The Three Most Common Mistakes in IT Security
The most common security mistake organizations make is not institutionalizing awareness of computer security and not training employees as to why it’s important. A password’s importance extends beyond telling companies when users have logged on to a machine, and the importance of a hardware inventory goes beyond telling companies who has what laptop and when. Both are important for the entire organization and for regulatory compliance.
For this reason, it’s important to foster proper awareness of the purpose behind computer security — employees frequently misidentify security measures as restrictions rather than protections. The mistake is in valuing hardware over people and not recognizing the significance of the human factor in security computers and data. Beyond that, the most common mistakes IT departments themselves make are a little more specific.
What follows is the three most common mistakes in IT security:
1. Using Default Configurations for Hardware and Software. Installing software or hardware appliances with the default password configurations or out-of-the-box settings opens an organization’s IT infrastructure to brainless attack.
“If you install a piece of software that has administrative passwords on it, for example, and you don’t change the default passwords and configurations, then anyone who knows what the default configurations or passwords are can access that software or hardware,” said Allen Clarkson, Western Governors University interim program manager and faculty mentor for the IT Program.
Clarkson administers WGU’s security degree, has taught classes on security and has published articles about security.
2. Having a Poorly Implemented or Incoherent Password Policy. Passwords are still the lynchpins of user authentication and user-level assess systems.
“We have other technologies — biometrics, smart cards and whatever else that are becoming more realistic solutions for small and medium-sized organizations — but passwords are still the first step in securing systems,” Clarkson said. “It’s how we know who users are, when they log on and that they have the access they’re supposed to have.”
Poorly designed and implemented password policies, however, can end up exposing networks to easy attacks. Potential missteps include neglecting to articulate a policy for password expiration or to enforce best practices for password creation.

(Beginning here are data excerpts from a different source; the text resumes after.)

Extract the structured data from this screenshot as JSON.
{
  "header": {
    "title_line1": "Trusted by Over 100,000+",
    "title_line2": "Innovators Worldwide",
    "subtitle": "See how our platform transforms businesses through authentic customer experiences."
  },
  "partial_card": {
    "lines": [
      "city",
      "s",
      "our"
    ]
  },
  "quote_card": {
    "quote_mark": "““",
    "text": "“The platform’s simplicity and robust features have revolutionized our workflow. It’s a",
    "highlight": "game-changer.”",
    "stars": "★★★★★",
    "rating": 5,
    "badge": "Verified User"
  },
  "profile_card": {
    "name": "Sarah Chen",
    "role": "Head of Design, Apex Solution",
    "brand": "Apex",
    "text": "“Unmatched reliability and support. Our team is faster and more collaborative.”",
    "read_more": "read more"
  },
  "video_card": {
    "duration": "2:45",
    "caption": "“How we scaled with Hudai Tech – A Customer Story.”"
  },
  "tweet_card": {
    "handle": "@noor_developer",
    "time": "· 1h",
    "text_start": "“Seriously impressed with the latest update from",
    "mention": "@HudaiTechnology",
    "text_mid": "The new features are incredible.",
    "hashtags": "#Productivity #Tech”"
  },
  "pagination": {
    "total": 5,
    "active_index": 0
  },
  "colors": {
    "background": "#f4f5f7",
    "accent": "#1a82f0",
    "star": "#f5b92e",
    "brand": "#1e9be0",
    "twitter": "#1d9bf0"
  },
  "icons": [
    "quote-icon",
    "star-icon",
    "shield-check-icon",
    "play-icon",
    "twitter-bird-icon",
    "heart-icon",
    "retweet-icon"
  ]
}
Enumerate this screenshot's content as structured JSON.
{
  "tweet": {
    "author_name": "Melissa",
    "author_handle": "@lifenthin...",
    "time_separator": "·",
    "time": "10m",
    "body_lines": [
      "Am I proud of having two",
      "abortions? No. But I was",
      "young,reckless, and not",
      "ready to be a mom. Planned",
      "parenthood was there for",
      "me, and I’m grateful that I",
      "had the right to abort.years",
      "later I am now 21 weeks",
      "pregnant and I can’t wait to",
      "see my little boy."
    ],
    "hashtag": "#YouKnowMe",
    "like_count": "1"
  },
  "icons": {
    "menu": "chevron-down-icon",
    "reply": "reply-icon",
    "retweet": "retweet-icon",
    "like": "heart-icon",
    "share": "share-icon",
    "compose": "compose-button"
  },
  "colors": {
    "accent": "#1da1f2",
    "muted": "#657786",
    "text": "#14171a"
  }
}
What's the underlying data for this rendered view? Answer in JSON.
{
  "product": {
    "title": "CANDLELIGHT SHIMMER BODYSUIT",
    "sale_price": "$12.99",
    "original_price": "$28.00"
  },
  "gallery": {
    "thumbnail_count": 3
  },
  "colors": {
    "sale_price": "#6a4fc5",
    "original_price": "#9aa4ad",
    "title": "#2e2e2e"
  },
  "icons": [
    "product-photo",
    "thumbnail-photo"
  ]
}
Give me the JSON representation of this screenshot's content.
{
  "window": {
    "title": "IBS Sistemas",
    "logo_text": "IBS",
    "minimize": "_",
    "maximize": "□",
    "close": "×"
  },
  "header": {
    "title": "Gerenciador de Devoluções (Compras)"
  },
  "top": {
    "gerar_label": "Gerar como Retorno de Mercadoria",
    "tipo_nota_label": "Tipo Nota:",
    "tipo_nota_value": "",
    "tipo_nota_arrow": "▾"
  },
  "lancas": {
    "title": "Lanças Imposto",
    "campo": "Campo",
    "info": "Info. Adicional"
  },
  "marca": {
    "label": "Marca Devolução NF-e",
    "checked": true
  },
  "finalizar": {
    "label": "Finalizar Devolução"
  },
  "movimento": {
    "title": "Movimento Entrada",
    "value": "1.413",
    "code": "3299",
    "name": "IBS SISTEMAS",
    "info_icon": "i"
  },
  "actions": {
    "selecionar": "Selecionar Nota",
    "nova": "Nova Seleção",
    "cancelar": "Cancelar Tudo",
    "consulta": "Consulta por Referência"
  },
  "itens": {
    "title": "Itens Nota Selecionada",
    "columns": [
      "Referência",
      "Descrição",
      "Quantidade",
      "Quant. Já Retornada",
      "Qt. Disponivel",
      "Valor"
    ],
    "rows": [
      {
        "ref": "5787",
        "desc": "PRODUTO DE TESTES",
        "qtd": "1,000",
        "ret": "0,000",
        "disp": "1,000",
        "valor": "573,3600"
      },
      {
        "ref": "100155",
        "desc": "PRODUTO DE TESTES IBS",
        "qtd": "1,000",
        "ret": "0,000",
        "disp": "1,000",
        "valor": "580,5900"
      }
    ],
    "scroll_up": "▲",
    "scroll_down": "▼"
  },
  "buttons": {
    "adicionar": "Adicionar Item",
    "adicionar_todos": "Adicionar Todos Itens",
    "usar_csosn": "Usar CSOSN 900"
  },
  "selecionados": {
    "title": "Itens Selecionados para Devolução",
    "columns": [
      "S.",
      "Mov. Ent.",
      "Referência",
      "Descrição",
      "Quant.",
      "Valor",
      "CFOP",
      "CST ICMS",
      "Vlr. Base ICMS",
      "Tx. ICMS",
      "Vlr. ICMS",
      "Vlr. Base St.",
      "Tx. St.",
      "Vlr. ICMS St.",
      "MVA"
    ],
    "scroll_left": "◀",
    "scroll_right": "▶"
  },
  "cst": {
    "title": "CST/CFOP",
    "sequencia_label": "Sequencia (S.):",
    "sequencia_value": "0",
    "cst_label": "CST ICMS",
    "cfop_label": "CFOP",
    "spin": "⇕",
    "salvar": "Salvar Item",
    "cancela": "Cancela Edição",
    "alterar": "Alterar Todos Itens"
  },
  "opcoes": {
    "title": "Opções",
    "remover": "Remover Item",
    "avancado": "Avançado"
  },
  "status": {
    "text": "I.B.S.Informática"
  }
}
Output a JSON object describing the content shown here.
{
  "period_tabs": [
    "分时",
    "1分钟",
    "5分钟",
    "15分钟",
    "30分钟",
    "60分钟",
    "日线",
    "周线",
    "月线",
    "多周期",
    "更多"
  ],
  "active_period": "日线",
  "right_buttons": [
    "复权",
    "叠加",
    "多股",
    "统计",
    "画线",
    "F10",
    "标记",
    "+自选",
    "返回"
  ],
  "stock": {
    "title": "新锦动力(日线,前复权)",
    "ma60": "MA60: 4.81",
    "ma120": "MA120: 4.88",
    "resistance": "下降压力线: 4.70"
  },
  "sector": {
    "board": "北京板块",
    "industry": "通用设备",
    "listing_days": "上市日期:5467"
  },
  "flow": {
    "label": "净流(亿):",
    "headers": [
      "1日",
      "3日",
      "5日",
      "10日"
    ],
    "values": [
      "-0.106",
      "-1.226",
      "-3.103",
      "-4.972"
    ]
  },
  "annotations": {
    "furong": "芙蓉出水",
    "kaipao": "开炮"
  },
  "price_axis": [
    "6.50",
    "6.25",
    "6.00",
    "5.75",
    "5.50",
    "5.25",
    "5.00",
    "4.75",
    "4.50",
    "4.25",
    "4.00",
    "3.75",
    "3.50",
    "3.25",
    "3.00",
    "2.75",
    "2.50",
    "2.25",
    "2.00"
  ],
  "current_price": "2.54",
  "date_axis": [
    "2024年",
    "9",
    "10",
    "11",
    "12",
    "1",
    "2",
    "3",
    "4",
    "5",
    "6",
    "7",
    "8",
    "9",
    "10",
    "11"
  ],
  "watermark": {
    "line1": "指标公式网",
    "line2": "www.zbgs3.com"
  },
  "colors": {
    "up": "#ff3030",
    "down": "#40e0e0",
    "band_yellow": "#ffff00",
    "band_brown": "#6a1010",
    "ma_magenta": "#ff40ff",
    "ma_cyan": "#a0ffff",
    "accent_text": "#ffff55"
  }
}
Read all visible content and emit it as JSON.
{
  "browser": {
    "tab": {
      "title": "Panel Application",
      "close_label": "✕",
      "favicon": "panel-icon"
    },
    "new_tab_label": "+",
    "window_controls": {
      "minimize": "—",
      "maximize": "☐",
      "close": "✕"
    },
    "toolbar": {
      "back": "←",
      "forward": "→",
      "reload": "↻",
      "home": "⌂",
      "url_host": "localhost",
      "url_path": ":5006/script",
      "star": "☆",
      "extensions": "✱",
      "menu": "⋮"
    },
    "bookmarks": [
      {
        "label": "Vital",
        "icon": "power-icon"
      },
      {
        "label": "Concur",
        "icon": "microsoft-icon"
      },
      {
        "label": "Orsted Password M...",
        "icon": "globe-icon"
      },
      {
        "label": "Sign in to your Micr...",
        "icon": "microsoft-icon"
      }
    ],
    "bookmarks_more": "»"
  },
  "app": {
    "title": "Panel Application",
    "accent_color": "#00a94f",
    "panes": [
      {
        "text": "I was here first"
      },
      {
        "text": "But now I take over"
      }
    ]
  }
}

“For example, a password policy may require that you have a combination of lowercase and capital letters, symbols, numerals, that you don’t use words — that sort of thing,” Clarkson said. “If you don’t enforce that policy systematically, if you just sort of suggest it to people, most non-IT people will stick with ‘password’ or ‘letmein’ or their dog’s name or their birth date or whatever.”
But if an IT department enforces a complex password policy without anything in the way of user training, it can lead to an even more profound vulnerability.
“A strong password policy where users have to have very complex passwords may end up creating an even more dangerous situations or defeating the whole purpose because users write down their passwords on a sticky note and stick them right on their screen,” Clarkson said. “The reason that people do that is not because they don’t care what their password is or don’t care about people being able to access the network but simply because the passwords are too complex for them to memorize.”
The key is to enforce a strong password policy while training users on how to design one they can memorize such as spelling a word they’ll remember with numerals intermingled.